International Dissertation Research Fellowship 2006
Institutional Affiliation (at time of award):
History, Rutgers, The State University of New Jersey
Shaping Oneness in the Borderlands: State Attempts to Construct National Community in Upper Silesia, 1919-50

This project is on state-coordinated attempts to construct and deconstruct homogeneous national identity in Upper Silesia between 1939 and 1950. It will cover the politics of the whole region, but will be focused on its two centers of government and culture, the cities of Katowice (Kattowitz) and Opole (Oppeln). I will deal with how two regimes seeking to build totalitarian states, first the Nazis (1934-45) and then the Polish Worker's Party-led state (PPR), sought to "solve" the "problem" of ethnic mixture in the region through acculturation, "ethno-demographic engineering" ("ethnic cleansing"), including expulsion and in the case of the Nazis also genocide, as well as the transfer of populations from other parts of the areas they ruled.
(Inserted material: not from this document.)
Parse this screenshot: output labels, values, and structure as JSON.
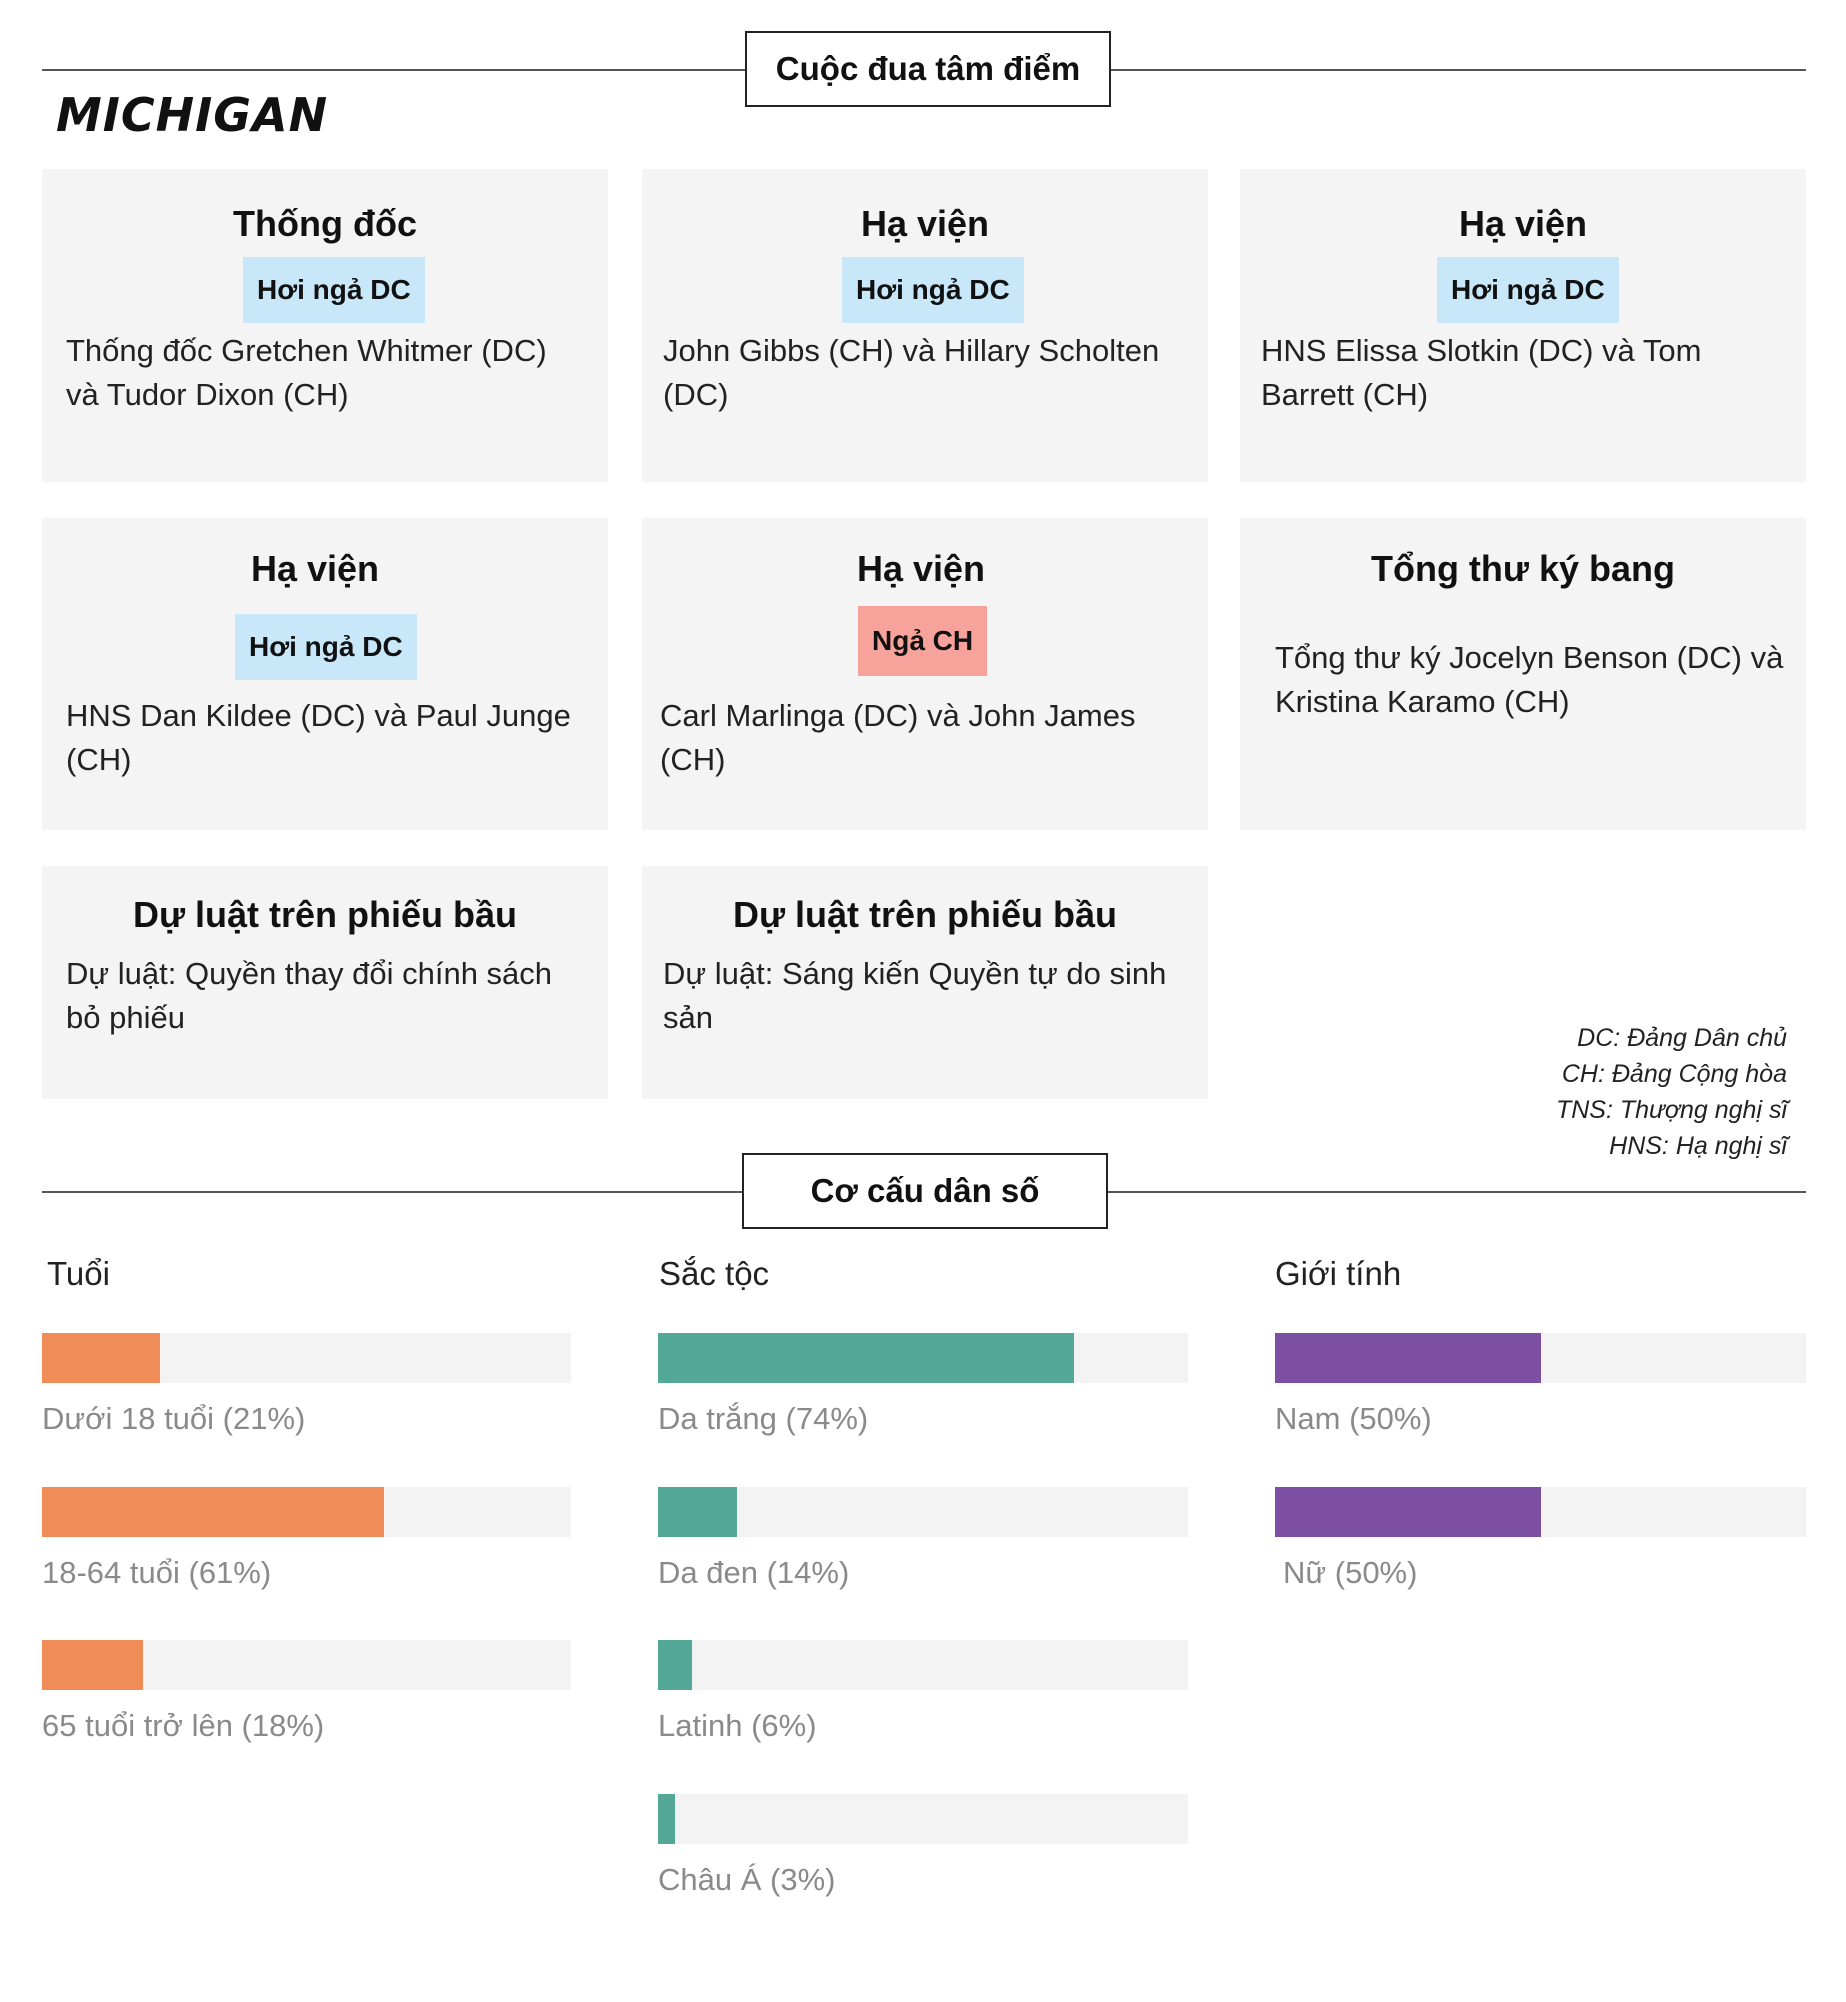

My main concern here will be on how each regime sought to socialize the "new" populations into an imagined homogeneous national-community (Volksgemeinschaft in the Nazi-case, and Jednolity Front Narodowy or "homogeneous national front" in that of the PPR) of “Germans" or "Poles," that was essentially tied to its authority, power and legitimacy. Of particular interest here are the parallels between the efforts of the two, and how the policies of the postwar Polish state ran along nationalist lines. I am also interested with how the local population reacted to these policies. The project will be based on research in regional archives in Poland, as well as on newspapers, school-books, travel guides and other published primary materials. It will also draw from oral interviews. During my stay in Poland I will be affiliated with the University of Silesia (Katowice) and also with the Silesian Institute (Opole). The study will make an important contribution to rapidly growing interdisciplinary studies on the phenomenon of grandiose state-coordinated experiments to re-shape individual consciousness and identity, as well as to reconstruct and re-conceptualize territorial space, during the 20th century.